En recevant ces instructions, La Ville dut se trouver (et il le laisse un peu voir dans ses réponses) assez en peine de les comprendre et plus encore de savoir qu’en faire. D’abord il n’était pas très aisé d’entrer, sans une mission expresse, en conversation avec Chesterfield, les relations officiellement hostiles des deux cours ne permettant au chargé d’affaires de France ni d’aller chercher ni d’attendre chez lui, pour une visite de politesse, un envoyé britannique. Il était moins facile encore de faire parler sans qu’il s’en aperçût un homme que sa bonne éducation et son parfait savoir-vivre préservaient des indiscrétions et des écarts auxquels un novice, moins fait aux usages du monde, aurait pu se laisser entraîner. Enfin, le plus embarrassant, c’était, si on réussissait à le faire causer, de n’avoir absolument rien à lui répondre.
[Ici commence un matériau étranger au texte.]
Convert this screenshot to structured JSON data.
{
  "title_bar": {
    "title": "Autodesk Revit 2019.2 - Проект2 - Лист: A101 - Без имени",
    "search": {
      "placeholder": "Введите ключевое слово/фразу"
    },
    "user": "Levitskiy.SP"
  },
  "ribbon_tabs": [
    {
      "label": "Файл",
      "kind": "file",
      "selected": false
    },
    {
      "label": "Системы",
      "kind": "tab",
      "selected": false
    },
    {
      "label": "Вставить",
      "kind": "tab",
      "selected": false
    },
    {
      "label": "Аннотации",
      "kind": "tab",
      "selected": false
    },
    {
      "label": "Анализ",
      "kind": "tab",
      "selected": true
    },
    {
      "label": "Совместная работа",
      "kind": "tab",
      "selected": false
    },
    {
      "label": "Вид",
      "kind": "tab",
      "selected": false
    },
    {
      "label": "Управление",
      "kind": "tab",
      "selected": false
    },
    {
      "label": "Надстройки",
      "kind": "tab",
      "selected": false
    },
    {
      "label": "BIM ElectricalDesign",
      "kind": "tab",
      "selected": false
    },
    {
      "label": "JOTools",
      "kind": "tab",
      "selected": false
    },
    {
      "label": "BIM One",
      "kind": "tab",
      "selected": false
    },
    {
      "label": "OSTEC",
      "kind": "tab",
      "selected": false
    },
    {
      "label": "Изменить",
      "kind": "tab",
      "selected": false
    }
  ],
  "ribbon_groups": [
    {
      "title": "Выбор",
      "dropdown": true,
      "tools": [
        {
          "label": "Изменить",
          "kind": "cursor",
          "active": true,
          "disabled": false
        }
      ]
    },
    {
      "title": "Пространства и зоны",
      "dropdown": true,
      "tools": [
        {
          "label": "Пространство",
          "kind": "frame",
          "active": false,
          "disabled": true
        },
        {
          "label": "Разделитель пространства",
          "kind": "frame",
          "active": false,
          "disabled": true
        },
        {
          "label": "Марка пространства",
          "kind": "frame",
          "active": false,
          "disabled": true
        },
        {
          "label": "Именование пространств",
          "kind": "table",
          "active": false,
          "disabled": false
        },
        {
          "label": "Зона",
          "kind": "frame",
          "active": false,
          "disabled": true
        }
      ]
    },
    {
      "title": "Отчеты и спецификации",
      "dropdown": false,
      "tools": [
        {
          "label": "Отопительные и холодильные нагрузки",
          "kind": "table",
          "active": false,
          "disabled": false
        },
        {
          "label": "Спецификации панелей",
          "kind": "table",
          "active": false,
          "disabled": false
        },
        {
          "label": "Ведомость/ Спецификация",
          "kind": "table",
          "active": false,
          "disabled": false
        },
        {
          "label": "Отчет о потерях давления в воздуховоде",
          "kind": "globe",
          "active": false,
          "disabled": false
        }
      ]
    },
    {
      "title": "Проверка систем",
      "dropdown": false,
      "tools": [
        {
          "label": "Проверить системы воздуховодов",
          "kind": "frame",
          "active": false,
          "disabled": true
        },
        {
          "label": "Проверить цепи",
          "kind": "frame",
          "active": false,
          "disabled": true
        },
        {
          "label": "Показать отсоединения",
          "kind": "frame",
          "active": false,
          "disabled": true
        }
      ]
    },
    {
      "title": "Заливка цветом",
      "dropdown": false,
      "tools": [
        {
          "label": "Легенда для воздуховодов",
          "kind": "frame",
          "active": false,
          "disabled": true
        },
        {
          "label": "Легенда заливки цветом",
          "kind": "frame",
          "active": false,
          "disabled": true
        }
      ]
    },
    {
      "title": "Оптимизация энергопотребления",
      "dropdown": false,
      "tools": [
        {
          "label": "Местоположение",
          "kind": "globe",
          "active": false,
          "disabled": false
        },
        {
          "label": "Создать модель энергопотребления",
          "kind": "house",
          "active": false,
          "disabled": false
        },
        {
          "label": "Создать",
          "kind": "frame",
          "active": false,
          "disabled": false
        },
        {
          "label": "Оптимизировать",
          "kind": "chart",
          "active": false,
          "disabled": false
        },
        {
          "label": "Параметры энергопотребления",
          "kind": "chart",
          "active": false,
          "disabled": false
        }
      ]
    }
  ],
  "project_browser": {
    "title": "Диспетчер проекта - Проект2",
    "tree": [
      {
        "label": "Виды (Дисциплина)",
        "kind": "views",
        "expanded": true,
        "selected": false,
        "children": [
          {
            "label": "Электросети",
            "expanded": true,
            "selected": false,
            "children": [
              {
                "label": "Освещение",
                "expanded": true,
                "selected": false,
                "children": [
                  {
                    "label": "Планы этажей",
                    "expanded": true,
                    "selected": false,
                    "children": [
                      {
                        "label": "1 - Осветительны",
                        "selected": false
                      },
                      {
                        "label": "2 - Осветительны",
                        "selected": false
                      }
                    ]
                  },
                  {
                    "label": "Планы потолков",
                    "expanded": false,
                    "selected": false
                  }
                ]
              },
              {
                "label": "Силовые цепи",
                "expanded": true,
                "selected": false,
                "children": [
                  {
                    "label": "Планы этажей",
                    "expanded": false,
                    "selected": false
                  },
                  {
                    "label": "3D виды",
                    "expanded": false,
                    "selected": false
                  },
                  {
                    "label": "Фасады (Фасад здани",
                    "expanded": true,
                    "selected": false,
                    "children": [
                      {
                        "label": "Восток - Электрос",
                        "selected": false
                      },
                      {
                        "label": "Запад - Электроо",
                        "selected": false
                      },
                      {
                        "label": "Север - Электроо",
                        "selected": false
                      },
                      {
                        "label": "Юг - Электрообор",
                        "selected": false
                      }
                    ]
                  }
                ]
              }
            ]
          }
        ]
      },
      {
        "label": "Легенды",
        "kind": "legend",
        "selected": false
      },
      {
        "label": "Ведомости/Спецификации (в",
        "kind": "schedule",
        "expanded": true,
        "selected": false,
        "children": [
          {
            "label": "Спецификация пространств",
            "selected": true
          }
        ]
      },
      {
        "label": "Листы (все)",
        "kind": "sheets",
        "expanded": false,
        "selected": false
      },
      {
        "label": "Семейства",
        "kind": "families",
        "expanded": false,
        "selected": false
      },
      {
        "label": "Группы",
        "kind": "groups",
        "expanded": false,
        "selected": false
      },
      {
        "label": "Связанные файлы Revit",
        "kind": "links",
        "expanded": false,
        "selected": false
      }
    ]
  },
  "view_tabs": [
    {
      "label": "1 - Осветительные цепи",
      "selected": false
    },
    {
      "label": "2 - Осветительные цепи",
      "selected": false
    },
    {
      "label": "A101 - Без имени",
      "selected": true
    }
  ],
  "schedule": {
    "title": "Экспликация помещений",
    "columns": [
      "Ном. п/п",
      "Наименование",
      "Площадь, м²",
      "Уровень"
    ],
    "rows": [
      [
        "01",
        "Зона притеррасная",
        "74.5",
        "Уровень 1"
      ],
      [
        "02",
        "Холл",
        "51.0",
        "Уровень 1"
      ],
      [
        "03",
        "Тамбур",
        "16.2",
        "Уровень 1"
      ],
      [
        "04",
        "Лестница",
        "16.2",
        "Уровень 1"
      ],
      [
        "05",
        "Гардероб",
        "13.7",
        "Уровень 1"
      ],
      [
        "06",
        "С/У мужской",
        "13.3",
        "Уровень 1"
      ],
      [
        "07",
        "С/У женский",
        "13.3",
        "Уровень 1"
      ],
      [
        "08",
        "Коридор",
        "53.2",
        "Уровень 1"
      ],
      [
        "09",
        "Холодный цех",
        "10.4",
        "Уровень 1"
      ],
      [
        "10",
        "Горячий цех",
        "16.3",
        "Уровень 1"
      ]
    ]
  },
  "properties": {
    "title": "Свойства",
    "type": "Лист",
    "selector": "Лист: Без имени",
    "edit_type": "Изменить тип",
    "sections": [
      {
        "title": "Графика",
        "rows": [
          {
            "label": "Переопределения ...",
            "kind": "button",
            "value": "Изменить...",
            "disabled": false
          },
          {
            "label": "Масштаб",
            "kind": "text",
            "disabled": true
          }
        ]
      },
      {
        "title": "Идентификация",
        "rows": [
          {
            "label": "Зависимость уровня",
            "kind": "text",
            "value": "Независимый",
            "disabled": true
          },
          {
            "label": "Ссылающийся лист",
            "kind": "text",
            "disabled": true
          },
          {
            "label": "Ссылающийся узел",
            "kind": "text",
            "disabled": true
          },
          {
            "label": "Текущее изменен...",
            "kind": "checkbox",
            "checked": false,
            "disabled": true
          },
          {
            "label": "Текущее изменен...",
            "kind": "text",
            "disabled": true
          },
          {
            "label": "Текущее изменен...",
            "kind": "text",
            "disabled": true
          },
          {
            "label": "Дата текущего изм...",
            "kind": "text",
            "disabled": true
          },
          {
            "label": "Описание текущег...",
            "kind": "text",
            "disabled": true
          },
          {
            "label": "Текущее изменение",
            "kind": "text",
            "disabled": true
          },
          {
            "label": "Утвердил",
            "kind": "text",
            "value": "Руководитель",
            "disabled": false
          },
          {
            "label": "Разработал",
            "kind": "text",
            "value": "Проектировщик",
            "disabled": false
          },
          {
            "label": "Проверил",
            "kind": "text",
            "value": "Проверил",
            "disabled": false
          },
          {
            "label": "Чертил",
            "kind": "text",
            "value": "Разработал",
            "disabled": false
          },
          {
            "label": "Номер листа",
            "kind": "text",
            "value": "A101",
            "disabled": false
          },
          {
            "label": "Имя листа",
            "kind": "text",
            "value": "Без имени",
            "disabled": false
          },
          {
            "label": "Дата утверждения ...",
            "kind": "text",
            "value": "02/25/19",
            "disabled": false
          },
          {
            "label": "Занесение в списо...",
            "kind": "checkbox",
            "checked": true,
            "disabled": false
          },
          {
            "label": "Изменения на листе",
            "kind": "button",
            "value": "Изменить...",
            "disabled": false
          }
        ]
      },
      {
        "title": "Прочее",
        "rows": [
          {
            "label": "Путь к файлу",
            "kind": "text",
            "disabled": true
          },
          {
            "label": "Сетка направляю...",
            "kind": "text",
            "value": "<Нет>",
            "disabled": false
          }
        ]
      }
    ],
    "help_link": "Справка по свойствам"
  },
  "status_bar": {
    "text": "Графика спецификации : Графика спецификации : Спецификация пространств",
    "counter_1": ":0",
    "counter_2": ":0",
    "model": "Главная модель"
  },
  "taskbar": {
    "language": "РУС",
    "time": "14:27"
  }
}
Or, en prescrivant à La Ville de se tenir sur le même terrain qu’avec le secrétaire de Saxe, à qui on avait refusé toute conversation, on lui interdisait de se prêter à l’ombre d’une transaction sur les deux sujets véritablement en question : l’élection du grand-duc et la réponse à faire aux demandes de Frédéric. Que lui restait-il alors en portefeuille ? Des généralités vagues et cosmopolites sur les avantages de la paix, et un panégyrique des vertus de Louis XV. Chesterfield était trop poli assurément pour se refuser à faire écho à de bonnes paroles qui, n’engageant à rien, ne menaient non plus nulle part. Mais après ?

Cependant, quand des gens d’esprit ont envie de causer ensemble, ils finissent toujours par en trouver l’occasion. C’était le cas de La Ville et de Chesterfield lui-même, qui, se rencontrant assez souvent

  1. Note de d’Argenson, 3 février 1745. (Correspondance de Hollande. — Ministère des affaires étrangères.)